We can’t be selective about what Human Rights we observe, yet we are.

As the world observes International Sex Workers’ Rights day today, with sex work still illegal in South Africa, and with almost the entire demographic of sex workers being South African youth, what role are we supposed to play in this matter as future leaders? Must we support the decriminalisation movement, or support the ban of sex work while finding other avenues to assist those involved in sex work? Or must we just ignore this, because it’s their bodies, which they are free to do whatever they wish with, and must deal with whatever consequences come with it?

Although the trade of sex is illegal in South Africa, it is a common trade in which children as young as 14 are engaged in. It is no secret that the majority of sex workers are below the age of 35 and have been trapped in the trade for years, because once they get into it, it becomes  very difficult to get out, especially if no other job can give them the same income.
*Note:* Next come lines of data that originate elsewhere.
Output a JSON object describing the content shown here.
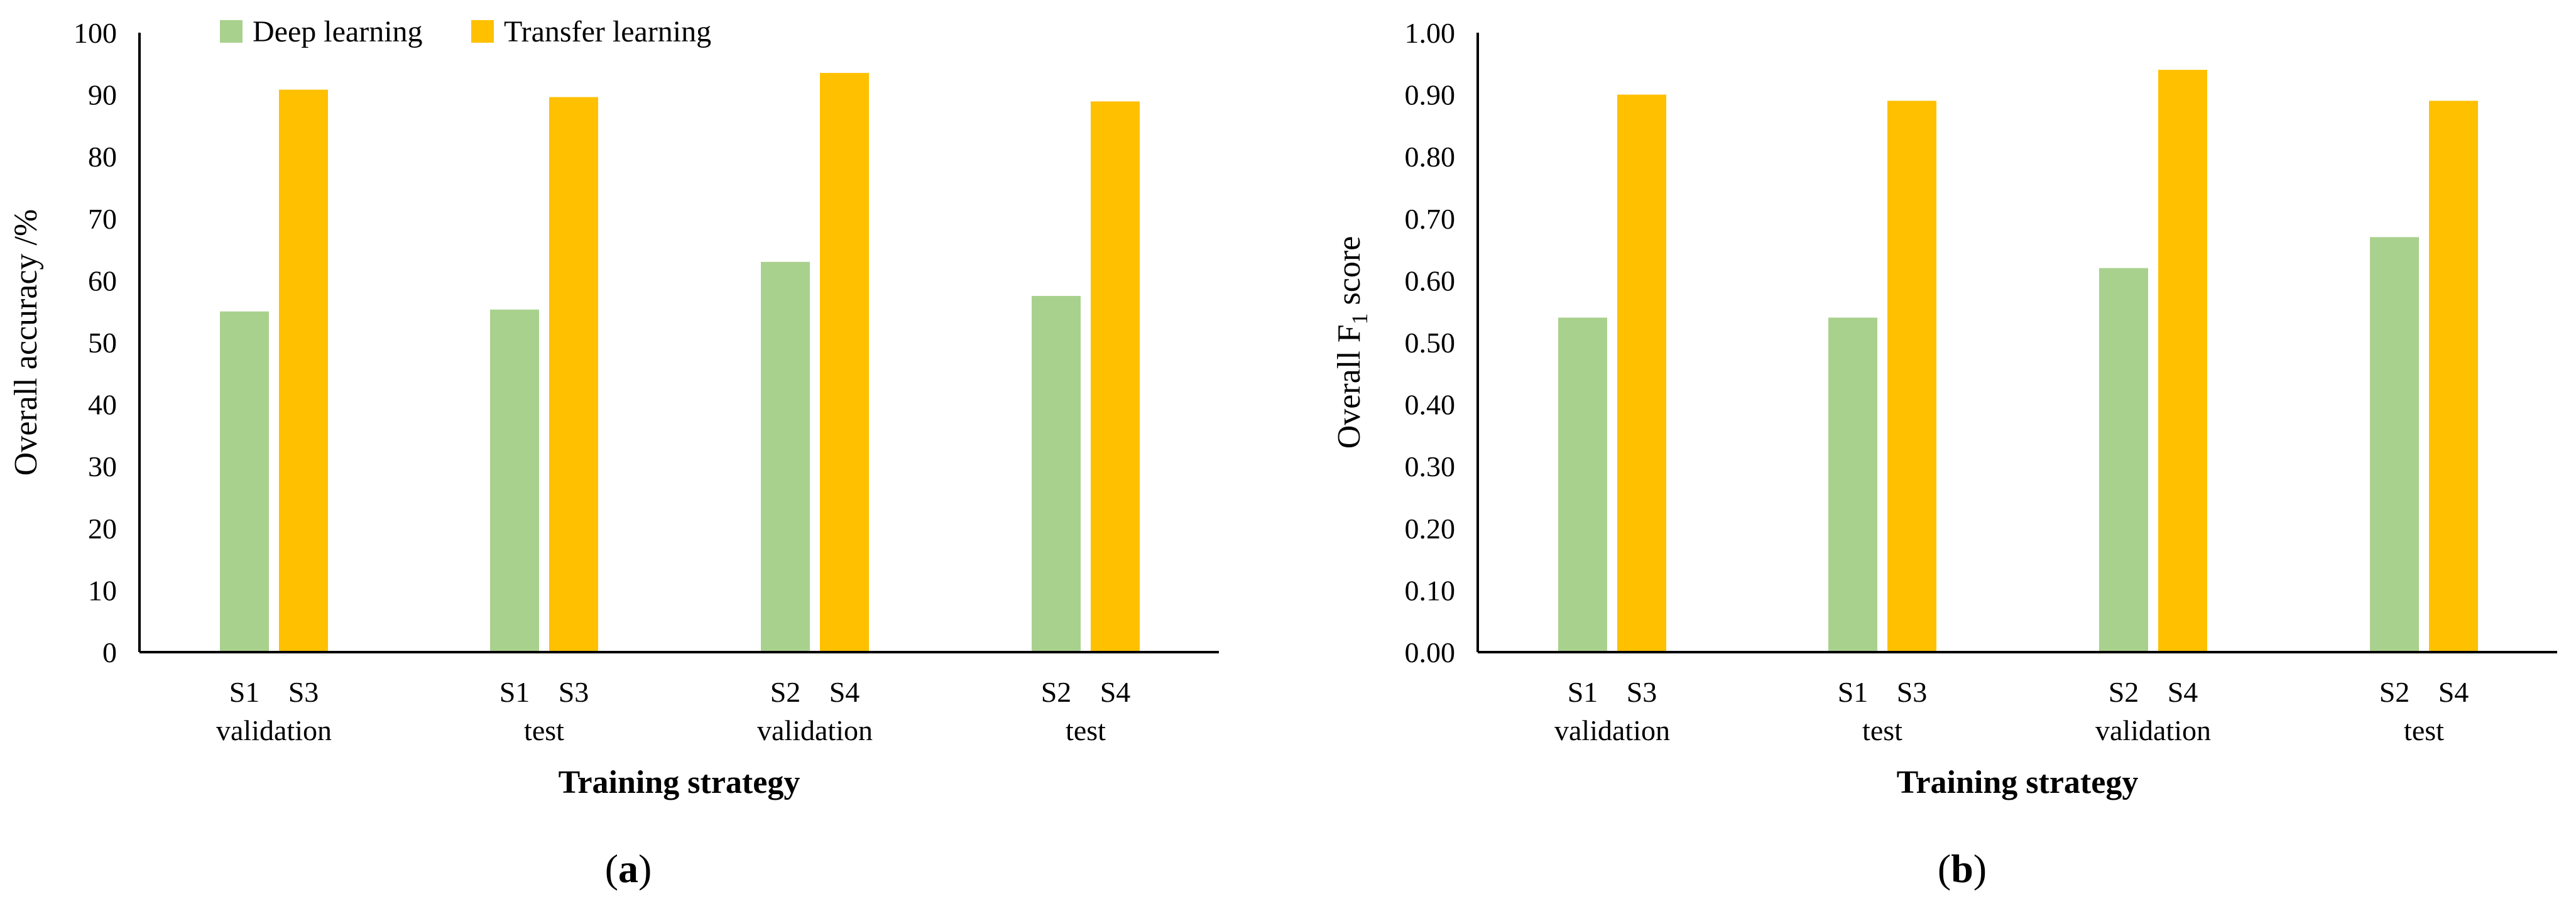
{
  "chart_data": [
    {
      "panel": "(a)",
      "type": "bar",
      "ylabel": "Overall accuracy /%",
      "xlabel": "Training strategy",
      "ylim": [
        0,
        100
      ],
      "yticks": [
        "0",
        "10",
        "20",
        "30",
        "40",
        "50",
        "60",
        "70",
        "80",
        "90",
        "100"
      ],
      "legend_position": "top-left",
      "groups": [
        {
          "label": "validation",
          "tick_labels": [
            "S1",
            "S3"
          ]
        },
        {
          "label": "test",
          "tick_labels": [
            "S1",
            "S3"
          ]
        },
        {
          "label": "validation",
          "tick_labels": [
            "S2",
            "S4"
          ]
        },
        {
          "label": "test",
          "tick_labels": [
            "S2",
            "S4"
          ]
        }
      ],
      "series": [
        {
          "name": "Deep learning",
          "color": "#a9d18e",
          "values": [
            55.0,
            55.3,
            63.0,
            57.5
          ]
        },
        {
          "name": "Transfer learning",
          "color": "#ffc000",
          "values": [
            90.8,
            89.6,
            93.5,
            88.9
          ]
        }
      ],
      "grid": false
    },
    {
      "panel": "(b)",
      "type": "bar",
      "ylabel": "Overall F1 score",
      "ylabel_parts": [
        "Overall F",
        "1",
        " score"
      ],
      "xlabel": "Training strategy",
      "ylim": [
        0,
        1
      ],
      "yticks": [
        "0.00",
        "0.10",
        "0.20",
        "0.30",
        "0.40",
        "0.50",
        "0.60",
        "0.70",
        "0.80",
        "0.90",
        "1.00"
      ],
      "groups": [
        {
          "label": "validation",
          "tick_labels": [
            "S1",
            "S3"
          ]
        },
        {
          "label": "test",
          "tick_labels": [
            "S1",
            "S3"
          ]
        },
        {
          "label": "validation",
          "tick_labels": [
            "S2",
            "S4"
          ]
        },
        {
          "label": "test",
          "tick_labels": [
            "S2",
            "S4"
          ]
        }
      ],
      "series": [
        {
          "name": "Deep learning",
          "color": "#a9d18e",
          "values": [
            0.54,
            0.54,
            0.62,
            0.67
          ]
        },
        {
          "name": "Transfer learning",
          "color": "#ffc000",
          "values": [
            0.9,
            0.89,
            0.94,
            0.89
          ]
        }
      ],
      "grid": false
    }
  ]
}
Many enter the trade due to unemployment and desperation for income. They either have little or no education and their family situations forced them into the trade as it requires no experience or education; or they were introduced into it by friends who earned a lot of income from it and they desired the same income to cover expenses they wouldn’t afford otherwise.

I spoke to “Candy,” a sex worker who is only 23 years old (same age as me). Originally from Zimbabwe, she started selling her body to survive the streets of Johannesburg. “I am from Harare and came here when I was 19 to look for work. A lady I met in town introduced me to this life. She gave me a room to stay and clothes to wear. I met other ladies that were under her wing as well. We all paid her every week for the room,” said “Candy.” 

“I have been arrested several times before, but they always let us go because there is no proof that we are selling our bodies. It’s not illegal to stand on the street corner. I was raped by my step-father daily as a child. The men remind me of him, so to avoid thinking of him I started using drugs. I want to stop this life, but I do not know of any other job that can make me the same amount of money. I also need to sustain my drug addiction and pay my rent,” explains “Candy.”

In an article titled Sex Workers’ Rights are Human Rights by Policy Advisor at Amnesty International, Catherine Murphy, highlighted how it’s not surprising to learn that sex workers face discrimination, beatings, rape and harassment – sometimes on a daily basis – or that they are often denied access to basic health or housing services.  

These are basic human rights they are denied and cannot report, because their trade is illegal.

To further substantiate the claims of the emotional and physical abuse sex workers endure, in an interview by Open Society Institute, Rights Not Rescue, the sex workers interviewed opened up about what they go through on a daily basis. The interviewees spoke about how difficult it is to stand on street corners at night, how the police beat them up and they can’t report it because they take them as a joke,  and they are embarrassed about going to clinics and hospitals because they are laughed at by nurses. They want to know what their rights are, because when clients don’t pay up they can’t even take them to court. They concluded the interview by asking the government to legalise sex work or at least put in laws to protect them.

Sex Workers Education and Advocacy Taskforce (SWEAT) and Sisonke National Sex Workers Movement joined forces in 2015 to commemorate International Sex Workers’ Rights Day, on the 3rd of March, through an online campaign to commemorate the day. The campaign called for the decriminalisation of sex work in South Africa with the theme: “Only Rights Will Stop the Wrong – Decriminalise sex work now”.

The cry for decriminalising sex work has been a very long one that organisations such as SWEAT are still fighting for even today.

Decriminalisation, per the Sex Workers and Sex Work guide, is a policy model where no aspect of adult consensual sex work is criminalised. Consenting sex workers over the age of 18 are free to sell sex and consenting adult clients are free to buy sex, without interference or harassment from the state or police.

On a YouTube video published by Key Correspondents in 2015, a channel that reports on action on HIV, Roxy, a then 25 year old HIV transgender sex worker on the Cape Town streets, and an advocate for the decriminalisation of sex work shared why she is advocating for this decriminalisation.

When she found out that she was HIV positive at the tender age of 16, and an orphan at that time, all she could think of was committing suicide. She went into sex work in order to make a living at that tender age.

She has been receiving support from SWEAT for over 8 years and is receiving both health education and treatment, and education on how to be an advocate for sex workers’ rights. Without SWEAT, Roxy says, she would have killed herself a long time ago.

In the same video, Lesego Tlhwale, Media Advocacy officer for SWEAT, explained how even though sex work is illegal, it is the oldest profession and it is not going away anytime soon; so it only makes sense for laws to be put in place on how to regulate sex work.

It should be kept in mind that around 60% of the sex workers in South Africa are HIV positive. That’s according to Rights groups who are using the figures to try and persuade the government to decriminalise the industry. By putting in laws to protect sex workers, it will be easier to control the spread of the HIV virus as they would have access to proper health care and treatment for whatever illnesses they might contract while working.